A central component of this emerging dimension involves the polarization between Materialist and Postmaterialist values, reflecting a cultural shift that is emerging among generations who have grown up taking survival for granted. Self-expression values give high priority to environmental protection, tolerance of diversity and rising demands for participation in decision making in economic and political life. These values also reflect mass polarization over tolerance of outgroups, including foreigners, gays and lesbians and gender equality. The shift from survival values to self-expression values also includes a shift in child-rearing values, from emphasis on hard work toward emphasis on imagination and tolerance as important values to teach a child. And it goes with a rising sense of subjective well-being that is conducive to an atmosphere of tolerance, trust and political moderation. Finally, societies that rank high on self-expression values also tend to rank high on interpersonal trust.

This produces a culture of trust and tolerance, in which people place a relatively high value on individual freedom and self-expression,
and have activist political orientations. These are precisely the attributes that the political culture literature defines as crucial to democracy.
I see some validation of Maslow's Hierarchy of Needs on the horizontal axis. I was pleased to see that Welzel refers to "Maslowian Value Change" in a (downloadable) PowerPoint presentation at Istanbul in November 2006. [Technical note: Apple iWork's Keynote software chokes on the charts in the ppt, claiming they have too many data points, and substituting an image -- just a background gradient. NeoOffice is better but broke some arrows, substituting little empty boxes. (Sorry Steve Jobs, Al Gore.)] Basically, once you have secured oxygen, water, food, clothing, shelter, sex, physical and emotional needs, you can begin to turn your attention to higher-level needs.

Meanwhile, the vertical axis has some strong similarities to the public acceptance of evolution, as reported in Science magazine some time ago. (No access? Try Richard Dawkins!) Are people willing to draw truth from facts, or do they look to megachurch televangelists or ancient texts for truth? In other words, do people understand the scientific method, or is science a cold evil thing, and truth to be found in friends, family, the knowledge of people one loves and respects? (I am trying to be charitable to and have some empathetic understanding of the traditional pole.)

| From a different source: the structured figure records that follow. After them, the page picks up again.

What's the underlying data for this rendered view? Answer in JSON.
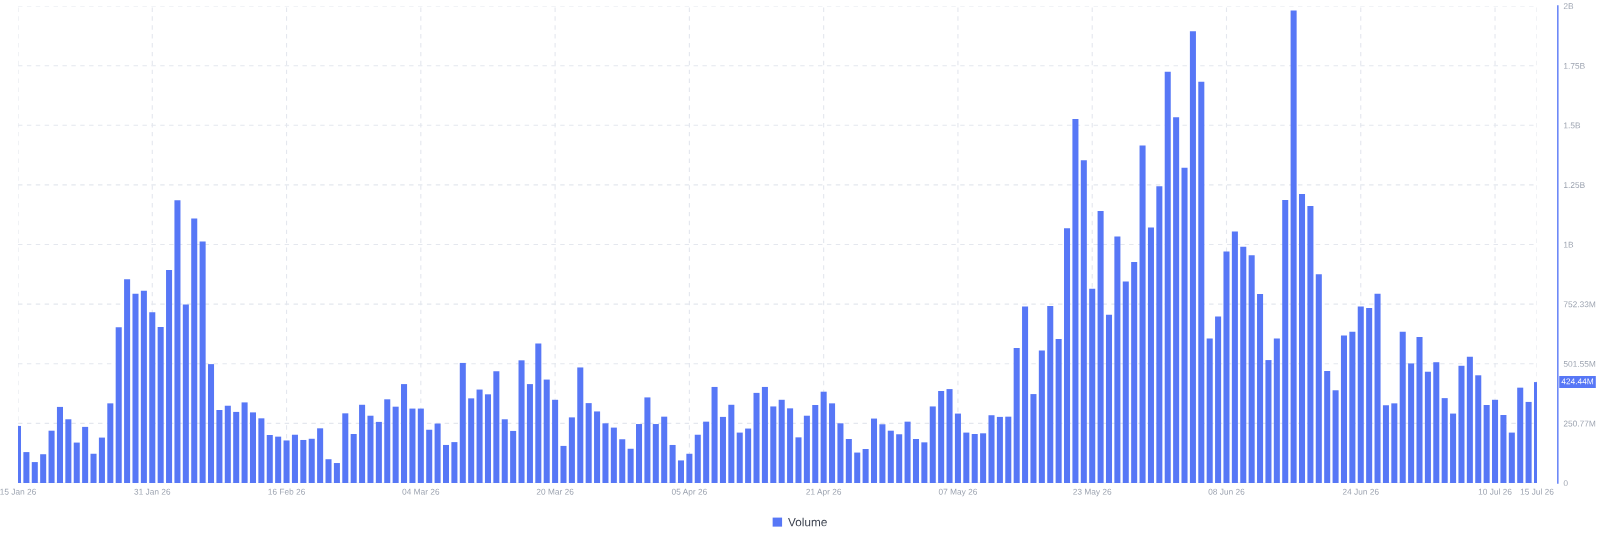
{
  "chart_data": {
    "type": "bar",
    "x": [
      "2026-01-15",
      "2026-01-16",
      "2026-01-17",
      "2026-01-18",
      "2026-01-19",
      "2026-01-20",
      "2026-01-21",
      "2026-01-22",
      "2026-01-23",
      "2026-01-24",
      "2026-01-25",
      "2026-01-26",
      "2026-01-27",
      "2026-01-28",
      "2026-01-29",
      "2026-01-30",
      "2026-01-31",
      "2026-02-01",
      "2026-02-02",
      "2026-02-03",
      "2026-02-04",
      "2026-02-05",
      "2026-02-06",
      "2026-02-07",
      "2026-02-08",
      "2026-02-09",
      "2026-02-10",
      "2026-02-11",
      "2026-02-12",
      "2026-02-13",
      "2026-02-14",
      "2026-02-15",
      "2026-02-16",
      "2026-02-17",
      "2026-02-18",
      "2026-02-19",
      "2026-02-20",
      "2026-02-21",
      "2026-02-22",
      "2026-02-23",
      "2026-02-24",
      "2026-02-25",
      "2026-02-26",
      "2026-02-27",
      "2026-02-28",
      "2026-03-01",
      "2026-03-02",
      "2026-03-03",
      "2026-03-04",
      "2026-03-05",
      "2026-03-06",
      "2026-03-07",
      "2026-03-08",
      "2026-03-09",
      "2026-03-10",
      "2026-03-11",
      "2026-03-12",
      "2026-03-13",
      "2026-03-14",
      "2026-03-15",
      "2026-03-16",
      "2026-03-17",
      "2026-03-18",
      "2026-03-19",
      "2026-03-20",
      "2026-03-21",
      "2026-03-22",
      "2026-03-23",
      "2026-03-24",
      "2026-03-25",
      "2026-03-26",
      "2026-03-27",
      "2026-03-28",
      "2026-03-29",
      "2026-03-30",
      "2026-03-31",
      "2026-04-01",
      "2026-04-02",
      "2026-04-03",
      "2026-04-04",
      "2026-04-05",
      "2026-04-06",
      "2026-04-07",
      "2026-04-08",
      "2026-04-09",
      "2026-04-10",
      "2026-04-11",
      "2026-04-12",
      "2026-04-13",
      "2026-04-14",
      "2026-04-15",
      "2026-04-16",
      "2026-04-17",
      "2026-04-18",
      "2026-04-19",
      "2026-04-20",
      "2026-04-21",
      "2026-04-22",
      "2026-04-23",
      "2026-04-24",
      "2026-04-25",
      "2026-04-26",
      "2026-04-27",
      "2026-04-28",
      "2026-04-29",
      "2026-04-30",
      "2026-05-01",
      "2026-05-02",
      "2026-05-03",
      "2026-05-04",
      "2026-05-05",
      "2026-05-06",
      "2026-05-07",
      "2026-05-08",
      "2026-05-09",
      "2026-05-10",
      "2026-05-11",
      "2026-05-12",
      "2026-05-13",
      "2026-05-14",
      "2026-05-15",
      "2026-05-16",
      "2026-05-17",
      "2026-05-18",
      "2026-05-19",
      "2026-05-20",
      "2026-05-21",
      "2026-05-22",
      "2026-05-23",
      "2026-05-24",
      "2026-05-25",
      "2026-05-26",
      "2026-05-27",
      "2026-05-28",
      "2026-05-29",
      "2026-05-30",
      "2026-05-31",
      "2026-06-01",
      "2026-06-02",
      "2026-06-03",
      "2026-06-04",
      "2026-06-05",
      "2026-06-06",
      "2026-06-07",
      "2026-06-08",
      "2026-06-09",
      "2026-06-10",
      "2026-06-11",
      "2026-06-12",
      "2026-06-13",
      "2026-06-14",
      "2026-06-15",
      "2026-06-16",
      "2026-06-17",
      "2026-06-18",
      "2026-06-19",
      "2026-06-20",
      "2026-06-21",
      "2026-06-22",
      "2026-06-23",
      "2026-06-24",
      "2026-06-25",
      "2026-06-26",
      "2026-06-27",
      "2026-06-28",
      "2026-06-29",
      "2026-06-30",
      "2026-07-01",
      "2026-07-02",
      "2026-07-03",
      "2026-07-04",
      "2026-07-05",
      "2026-07-06",
      "2026-07-07",
      "2026-07-08",
      "2026-07-09",
      "2026-07-10",
      "2026-07-11",
      "2026-07-12",
      "2026-07-13",
      "2026-07-14",
      "2026-07-15"
    ],
    "series": [
      {
        "name": "Volume",
        "color": "#5777f6",
        "values": [
          240000000,
          130000000,
          88000000,
          121000000,
          220000000,
          320000000,
          268000000,
          170000000,
          236000000,
          123000000,
          191000000,
          335000000,
          655000000,
          857000000,
          796000000,
          809000000,
          718000000,
          656000000,
          896000000,
          1189000000,
          751000000,
          1112000000,
          1016000000,
          500000000,
          307000000,
          325000000,
          299000000,
          339000000,
          297000000,
          272000000,
          202000000,
          195000000,
          179000000,
          203000000,
          181000000,
          186000000,
          230000000,
          100000000,
          84000000,
          293000000,
          206000000,
          329000000,
          283000000,
          257000000,
          352000000,
          321000000,
          416000000,
          313000000,
          313000000,
          224000000,
          250000000,
          160000000,
          172000000,
          505000000,
          356000000,
          393000000,
          373000000,
          470000000,
          268000000,
          219000000,
          516000000,
          416000000,
          587000000,
          435000000,
          350000000,
          156000000,
          276000000,
          486000000,
          336000000,
          301000000,
          251000000,
          233000000,
          184000000,
          144000000,
          248000000,
          360000000,
          248000000,
          279000000,
          160000000,
          95000000,
          123000000,
          203000000,
          258000000,
          404000000,
          278000000,
          329000000,
          212000000,
          229000000,
          379000000,
          404000000,
          322000000,
          350000000,
          314000000,
          192000000,
          283000000,
          328000000,
          384000000,
          335000000,
          251000000,
          185000000,
          128000000,
          143000000,
          271000000,
          247000000,
          220000000,
          205000000,
          258000000,
          185000000,
          171000000,
          322000000,
          387000000,
          395000000,
          292000000,
          212000000,
          206000000,
          209000000,
          285000000,
          278000000,
          279000000,
          568000000,
          742000000,
          374000000,
          557000000,
          744000000,
          606000000,
          1071000000,
          1531000000,
          1357000000,
          817000000,
          1144000000,
          708000000,
          1037000000,
          847000000,
          929000000,
          1420000000,
          1075000000,
          1248000000,
          1730000000,
          1538000000,
          1326000000,
          1900000000,
          1688000000,
          608000000,
          700000000,
          974000000,
          1058000000,
          994000000,
          958000000,
          795000000,
          517000000,
          608000000,
          1190000000,
          1987000000,
          1215000000,
          1165000000,
          878000000,
          471000000,
          390000000,
          620000000,
          636000000,
          742000000,
          736000000,
          796000000,
          327000000,
          335000000,
          636000000,
          503000000,
          614000000,
          468000000,
          508000000,
          357000000,
          292000000,
          493000000,
          531000000,
          453000000,
          328000000,
          350000000,
          286000000,
          212000000,
          401000000,
          341000000,
          424440000
        ]
      }
    ],
    "xlim": [
      "2026-01-15",
      "2026-07-15"
    ],
    "xticks": [
      {
        "value": "2026-01-15",
        "label": "15 Jan 26"
      },
      {
        "value": "2026-01-31",
        "label": "31 Jan 26"
      },
      {
        "value": "2026-02-16",
        "label": "16 Feb 26"
      },
      {
        "value": "2026-03-04",
        "label": "04 Mar 26"
      },
      {
        "value": "2026-03-20",
        "label": "20 Mar 26"
      },
      {
        "value": "2026-04-05",
        "label": "05 Apr 26"
      },
      {
        "value": "2026-04-21",
        "label": "21 Apr 26"
      },
      {
        "value": "2026-05-07",
        "label": "07 May 26"
      },
      {
        "value": "2026-05-23",
        "label": "23 May 26"
      },
      {
        "value": "2026-06-08",
        "label": "08 Jun 26"
      },
      {
        "value": "2026-06-24",
        "label": "24 Jun 26"
      },
      {
        "value": "2026-07-10",
        "label": "10 Jul 26"
      },
      {
        "value": "2026-07-15",
        "label": "15 Jul 26"
      }
    ],
    "ylim": [
      0,
      2006200000
    ],
    "yticks": [
      0,
      {
        "value": 250770000,
        "label": "250.77M"
      },
      {
        "value": 501550000,
        "label": "501.55M"
      },
      {
        "value": 752330000,
        "label": "752.33M"
      },
      {
        "value": 1003100000,
        "label": "1B"
      },
      {
        "value": 1253900000,
        "label": "1.25B"
      },
      {
        "value": 1504700000,
        "label": "1.5B"
      },
      {
        "value": 1754900000,
        "label": "1.75B"
      },
      {
        "value": 2006200000,
        "label": "2B"
      }
    ],
    "grid": true,
    "legend": "bottom",
    "annotations": [
      "424.44M"
    ]
  }
}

I was interested to see Japan charting at the top of the secular-rational scale, along with other Confucian-colored cultures. The traditional emphasis on learning, literature, and study created a basis for adoption of rational Enlightenment values, and, in China, Marxism. China was testing scholars to fill its bureaucracies while Europe burned witches and cats, long before the Protestant hordes achieved their enlightenment.

I hadn't heard much about the World Values Survey, except for the world happiness results, which were widely reported in the media.